Les fleurons de la Silicon Valley faisant leurs valises pour the Lone Star State (« l’Etat de l’étoile solitaire ») évoquent l’abondance de la main-d’œuvre qualifiée à Austin ou Dallas, l’immobilier moins cher, mais aussi – et surtout – la faible fiscalité pour les entreprises, doublée d’un environnement réglementaire ultraléger. Il y est ainsi interdit d’imposer les revenus des individus – le Texas l’a même gravé dans sa Constitution.

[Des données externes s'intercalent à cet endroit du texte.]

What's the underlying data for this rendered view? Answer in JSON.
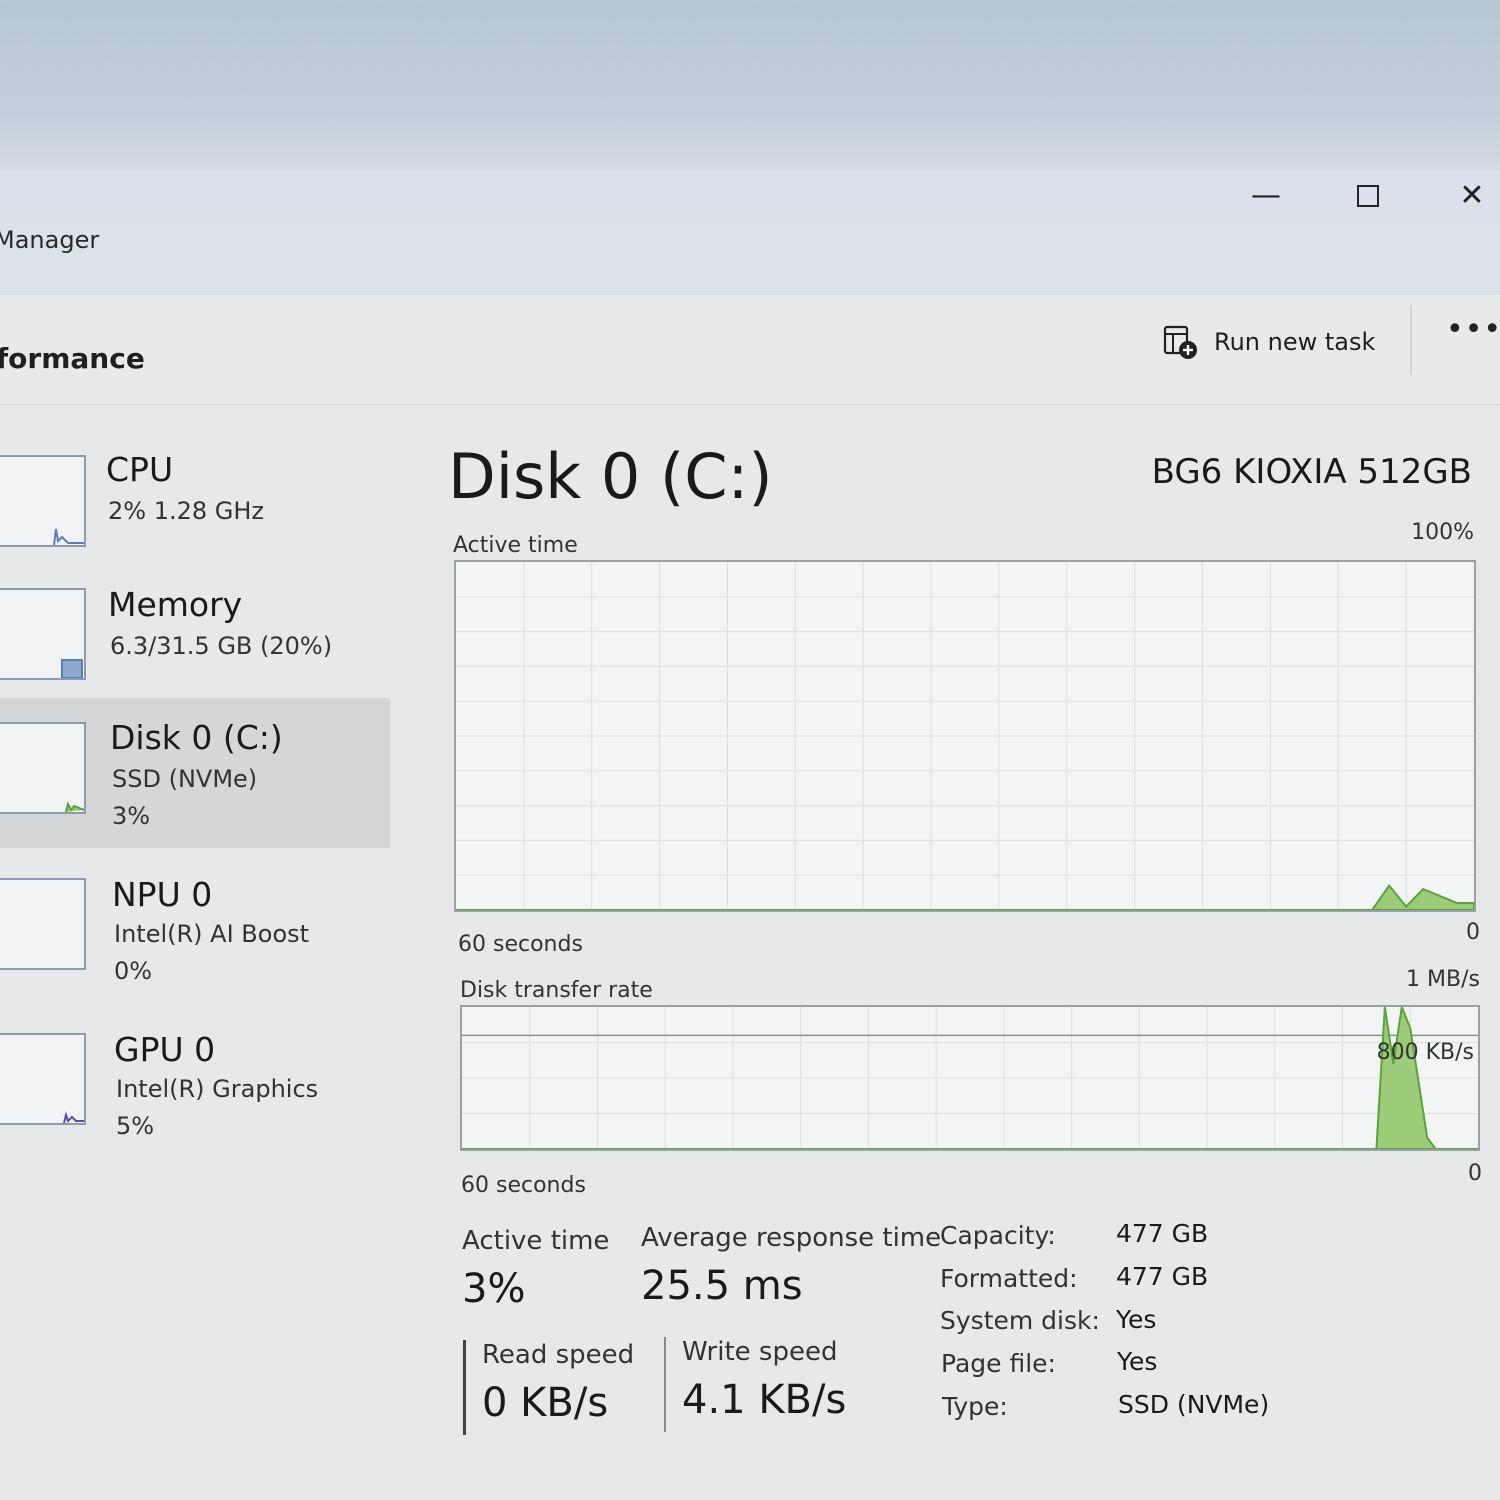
{
  "window": {
    "title": "Manager",
    "minimize_glyph": "—",
    "close_glyph": "✕"
  },
  "header": {
    "page_title": "formance",
    "run_new_task": "Run new task",
    "more_glyph": "•••"
  },
  "sidebar": {
    "items": [
      {
        "name": "CPU",
        "line1": "2%  1.28 GHz",
        "line2": "",
        "thumb_level": 0.02,
        "selected": false
      },
      {
        "name": "Memory",
        "line1": "6.3/31.5 GB (20%)",
        "line2": "",
        "thumb_level": 0.2,
        "selected": false
      },
      {
        "name": "Disk 0 (C:)",
        "line1": "SSD (NVMe)",
        "line2": "3%",
        "thumb_level": 0.03,
        "selected": true
      },
      {
        "name": "NPU 0",
        "line1": "Intel(R) AI Boost",
        "line2": "0%",
        "thumb_level": 0.0,
        "selected": false
      },
      {
        "name": "GPU 0",
        "line1": "Intel(R) Graphics",
        "line2": "5%",
        "thumb_level": 0.05,
        "selected": false
      }
    ]
  },
  "detail": {
    "title": "Disk 0 (C:)",
    "model": "BG6 KIOXIA 512GB",
    "active_graph": {
      "label": "Active time",
      "max_label": "100%",
      "time_label": "60 seconds",
      "min_label": "0"
    },
    "transfer_graph": {
      "label": "Disk transfer rate",
      "max_label": "1 MB/s",
      "mid_label": "800 KB/s",
      "time_label": "60 seconds",
      "min_label": "0"
    },
    "stats": {
      "active_time_label": "Active time",
      "active_time_value": "3%",
      "avg_response_label": "Average response time",
      "avg_response_value": "25.5 ms",
      "read_speed_label": "Read speed",
      "read_speed_value": "0 KB/s",
      "write_speed_label": "Write speed",
      "write_speed_value": "4.1 KB/s"
    },
    "properties": [
      {
        "key": "Capacity:",
        "value": "477 GB"
      },
      {
        "key": "Formatted:",
        "value": "477 GB"
      },
      {
        "key": "System disk:",
        "value": "Yes"
      },
      {
        "key": "Page file:",
        "value": "Yes"
      },
      {
        "key": "Type:",
        "value": "SSD (NVMe)"
      }
    ]
  },
  "chart_data": [
    {
      "type": "area",
      "title": "Active time",
      "ylabel": "",
      "ylim": [
        0,
        100
      ],
      "xlim": [
        60,
        0
      ],
      "x": [
        60,
        6,
        5,
        4,
        3,
        2,
        1,
        0
      ],
      "values": [
        0,
        0,
        7,
        1,
        6,
        4,
        2,
        2
      ],
      "colors": {
        "fill": "#9ccc7a",
        "stroke": "#5aa33a"
      }
    },
    {
      "type": "area",
      "title": "Disk transfer rate",
      "ylabel": "",
      "ylim": [
        0,
        1000
      ],
      "xlim": [
        60,
        0
      ],
      "x": [
        60,
        6,
        5.5,
        5,
        4.5,
        4,
        3,
        2.5,
        2,
        0
      ],
      "values": [
        0,
        0,
        1000,
        600,
        1000,
        850,
        80,
        0,
        0,
        0
      ],
      "colors": {
        "fill": "#9ccc7a",
        "stroke": "#5aa33a"
      }
    }
  ]
}
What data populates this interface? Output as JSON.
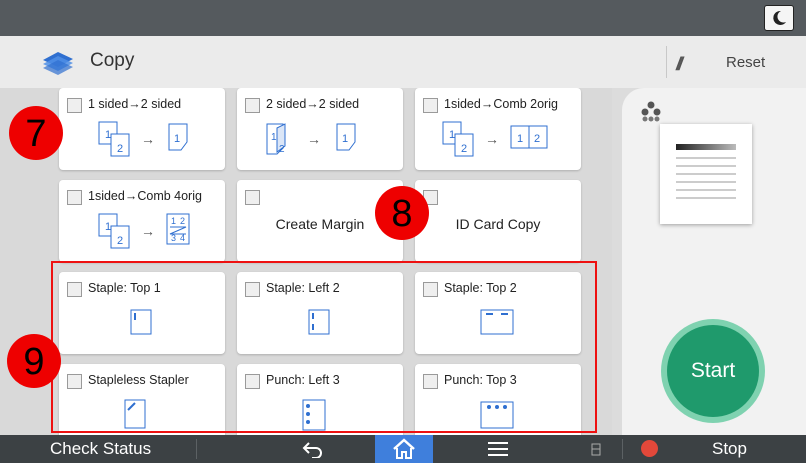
{
  "header": {
    "title": "Copy",
    "reset_label": "Reset"
  },
  "tiles": [
    {
      "label": "1 sided→2 sided"
    },
    {
      "label": "2 sided→2 sided"
    },
    {
      "label": "1sided→Comb 2orig"
    },
    {
      "label": "1sided→Comb 4orig"
    },
    {
      "label": "Create Margin"
    },
    {
      "label": "ID Card Copy"
    },
    {
      "label": "Staple: Top 1"
    },
    {
      "label": "Staple: Left 2"
    },
    {
      "label": "Staple: Top 2"
    },
    {
      "label": "Stapleless Stapler"
    },
    {
      "label": "Punch: Left 3"
    },
    {
      "label": "Punch: Top 3"
    }
  ],
  "illustrations": {
    "t1": {
      "src_a": "1",
      "src_b": "2",
      "dst": "1"
    },
    "t2": {
      "src_a": "1",
      "src_b": "2",
      "dst": "1"
    },
    "t3": {
      "src_a": "1",
      "src_b": "2",
      "dst_a": "1",
      "dst_b": "2"
    },
    "t4": {
      "src_a": "1",
      "src_b": "2",
      "dst_a": "1",
      "dst_b": "2",
      "dst_c": "3",
      "dst_d": "4"
    }
  },
  "start_label": "Start",
  "bottom": {
    "check_status": "Check Status",
    "stop_label": "Stop"
  },
  "callouts": [
    "7",
    "8",
    "9"
  ],
  "colors": {
    "start": "#1f9a6c",
    "home_bg": "#3f7fdc",
    "callout": "#ee0000",
    "topbar": "#555a5e"
  }
}
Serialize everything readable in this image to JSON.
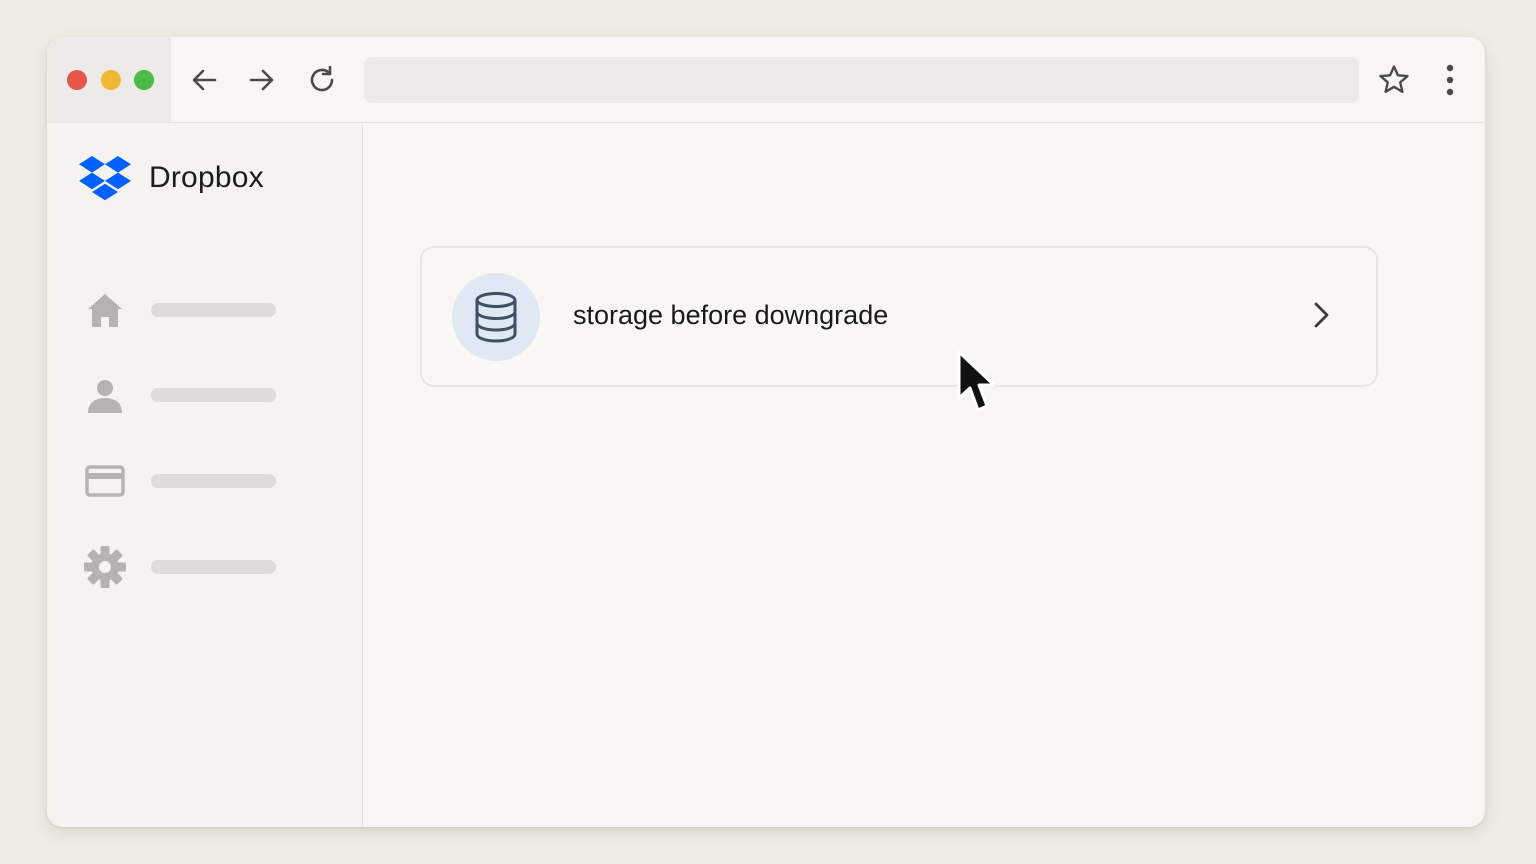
{
  "browser": {
    "address_value": "",
    "icons": [
      "back-arrow-icon",
      "forward-arrow-icon",
      "reload-icon",
      "bookmark-star-icon",
      "more-vertical-icon"
    ]
  },
  "sidebar": {
    "brand": "Dropbox",
    "brand_color": "#0061fe",
    "items": [
      {
        "icon": "home-icon",
        "label": ""
      },
      {
        "icon": "person-icon",
        "label": ""
      },
      {
        "icon": "credit-card-icon",
        "label": ""
      },
      {
        "icon": "gear-icon",
        "label": ""
      }
    ]
  },
  "main": {
    "card": {
      "icon": "database-icon",
      "label": "storage before downgrade",
      "chevron": "chevron-right-icon"
    }
  }
}
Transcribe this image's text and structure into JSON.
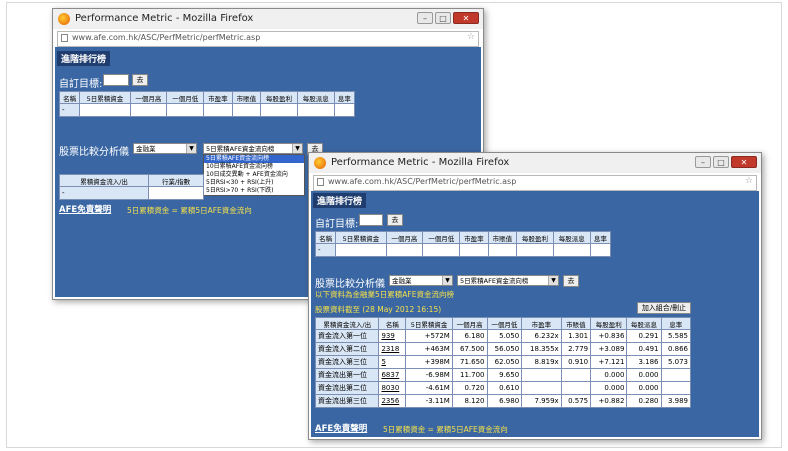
{
  "window_title": "Performance Metric - Mozilla Firefox",
  "url": "www.afe.com.hk/ASC/PerfMetric/perfMetric.asp",
  "window_buttons": [
    "–",
    "□",
    "✕"
  ],
  "page_header": "進階排行榜",
  "custom_target_label": "自訂目標:",
  "go_label": "去",
  "top_table_headers": [
    "名稱",
    "5日累積資金",
    "一個月高",
    "一個月低",
    "市盈率",
    "市賬值",
    "每股盈利",
    "每股派息",
    "息率"
  ],
  "top_table_row_label": "-",
  "compare_label": "股票比較分析儀",
  "sector_select": "金融業",
  "metric_select": "5日累積AFE資金流向榜",
  "dropdown_options": [
    "5日累積AFE資金流向榜",
    "10日累積AFE資金流向榜",
    "10日成交異動 + AFE資金流向",
    "5日RSI<30 + RSI(上升)",
    "5日RSI>70 + RSI(下跌)"
  ],
  "back_table_headers": [
    "累積資金流入/出",
    "行業/指數"
  ],
  "afe_disclaimer": "AFE免責聲明",
  "legend_note": "5日累積資金 = 累積5日AFE資金流向",
  "front_info_line1": "以下資料為金融業5日累積AFE資金流向榜",
  "front_info_line2": "股票資料截至 (28 May 2012 16:15)",
  "add_portfolio_button": "加入組合/刪止",
  "result_headers": [
    "累積資金流入/出",
    "名稱",
    "5日累積資金",
    "一個月高",
    "一個月低",
    "市盈率",
    "市賬值",
    "每股盈利",
    "每股派息",
    "息率"
  ],
  "result_rows": [
    {
      "label": "資金流入第一位",
      "code": "939",
      "flow": "+572M",
      "high": "6.180",
      "low": "5.050",
      "pe": "6.232x",
      "pb": "1.301",
      "eps": "+0.836",
      "dps": "0.291",
      "yield": "5.585"
    },
    {
      "label": "資金流入第二位",
      "code": "2318",
      "flow": "+463M",
      "high": "67.500",
      "low": "56.050",
      "pe": "18.355x",
      "pb": "2.779",
      "eps": "+3.089",
      "dps": "0.491",
      "yield": "0.866"
    },
    {
      "label": "資金流入第三位",
      "code": "5",
      "flow": "+398M",
      "high": "71.650",
      "low": "62.050",
      "pe": "8.819x",
      "pb": "0.910",
      "eps": "+7.121",
      "dps": "3.186",
      "yield": "5.073"
    },
    {
      "label": "資金流出第一位",
      "code": "6837",
      "flow": "-6.98M",
      "high": "11.700",
      "low": "9.650",
      "pe": "",
      "pb": "",
      "eps": "0.000",
      "dps": "0.000",
      "yield": ""
    },
    {
      "label": "資金流出第二位",
      "code": "8030",
      "flow": "-4.61M",
      "high": "0.720",
      "low": "0.610",
      "pe": "",
      "pb": "",
      "eps": "0.000",
      "dps": "0.000",
      "yield": ""
    },
    {
      "label": "資金流出第三位",
      "code": "2356",
      "flow": "-3.11M",
      "high": "8.120",
      "low": "6.980",
      "pe": "7.959x",
      "pb": "0.575",
      "eps": "+0.882",
      "dps": "0.280",
      "yield": "3.989"
    }
  ],
  "colors": {
    "page_bg": "#3a67a3",
    "header_bg": "#1f3d6e",
    "note_yellow": "#f4e04a",
    "positive": "#1a9a1a",
    "negative": "#d62020"
  }
}
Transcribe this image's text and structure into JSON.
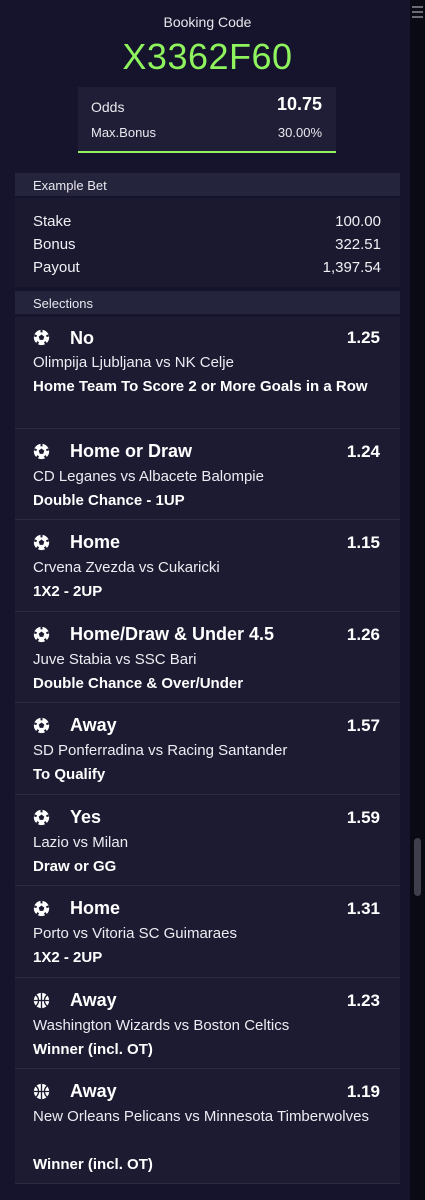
{
  "booking": {
    "label": "Booking Code",
    "code": "X3362F60",
    "odds_label": "Odds",
    "odds_value": "10.75",
    "bonus_label": "Max.Bonus",
    "bonus_value": "30.00%"
  },
  "example_bet": {
    "title": "Example Bet",
    "stake_label": "Stake",
    "stake_value": "100.00",
    "bonus_label": "Bonus",
    "bonus_value": "322.51",
    "payout_label": "Payout",
    "payout_value": "1,397.54"
  },
  "selections_title": "Selections",
  "selections": [
    {
      "sport": "soccer-ball-icon",
      "pick": "No",
      "odds": "1.25",
      "match": "Olimpija Ljubljana vs NK Celje",
      "market": "Home Team To Score 2 or More Goals in a Row"
    },
    {
      "sport": "soccer-ball-icon",
      "pick": "Home or Draw",
      "odds": "1.24",
      "match": "CD Leganes vs Albacete Balompie",
      "market": "Double Chance - 1UP"
    },
    {
      "sport": "soccer-ball-icon",
      "pick": "Home",
      "odds": "1.15",
      "match": "Crvena Zvezda vs Cukaricki",
      "market": "1X2 - 2UP"
    },
    {
      "sport": "soccer-ball-icon",
      "pick": "Home/Draw & Under 4.5",
      "odds": "1.26",
      "match": "Juve Stabia vs SSC Bari",
      "market": "Double Chance & Over/Under"
    },
    {
      "sport": "soccer-ball-icon",
      "pick": "Away",
      "odds": "1.57",
      "match": "SD Ponferradina vs Racing Santander",
      "market": "To Qualify"
    },
    {
      "sport": "soccer-ball-icon",
      "pick": "Yes",
      "odds": "1.59",
      "match": "Lazio vs Milan",
      "market": "Draw or GG"
    },
    {
      "sport": "soccer-ball-icon",
      "pick": "Home",
      "odds": "1.31",
      "match": "Porto vs Vitoria SC Guimaraes",
      "market": "1X2 - 2UP"
    },
    {
      "sport": "basketball-icon",
      "pick": "Away",
      "odds": "1.23",
      "match": "Washington Wizards vs Boston Celtics",
      "market": "Winner (incl. OT)"
    },
    {
      "sport": "basketball-icon",
      "pick": "Away",
      "odds": "1.19",
      "match": "New Orleans Pelicans vs Minnesota Timberwolves",
      "market": "Winner (incl. OT)"
    }
  ],
  "colors": {
    "accent": "#8ef35c",
    "background": "#15142c",
    "card": "#1c1b32"
  }
}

Cet Etat incarne le rêve de Donald Trump et des anarcho-capitalistes qui l’entourent, tels que Peter Thiel, le milliardaire cofondateur de PayPal, Elon Musk et les autres oligarques de la tech. A savoir, un territoire où l’on s’affranchit des lois, des taxes, des réglementations environnementales, du code de la construction et du droit du travail. Un éden du business où tout est transaction.
A y regarder de près, de tels espaces sont déjà nombreux. L’historien canadien Quinn Slobodian les décrit dans son ouvrage Le Capitalisme de l’apocalypse ou le rêve d’un monde sans démocratie (Seuil, 368 pages, 25,50 euros). Depuis cinquante ans, ils se multiplient partout sur la planète. Il s’agit du Hongkong des années 1980, île probusiness dirigée par de puissants conglomérats familiaux, de Dubaï, du Liechtenstein et des autres paradis fiscaux. Il s’agit des ports francs et « zones économiques spéciales » en Pologne, en Chine, en Inde, où l’on déroule un tapis rouge aux investisseurs à coups de taxes allégés, de facilités diverses et de fiscalité anecdotique.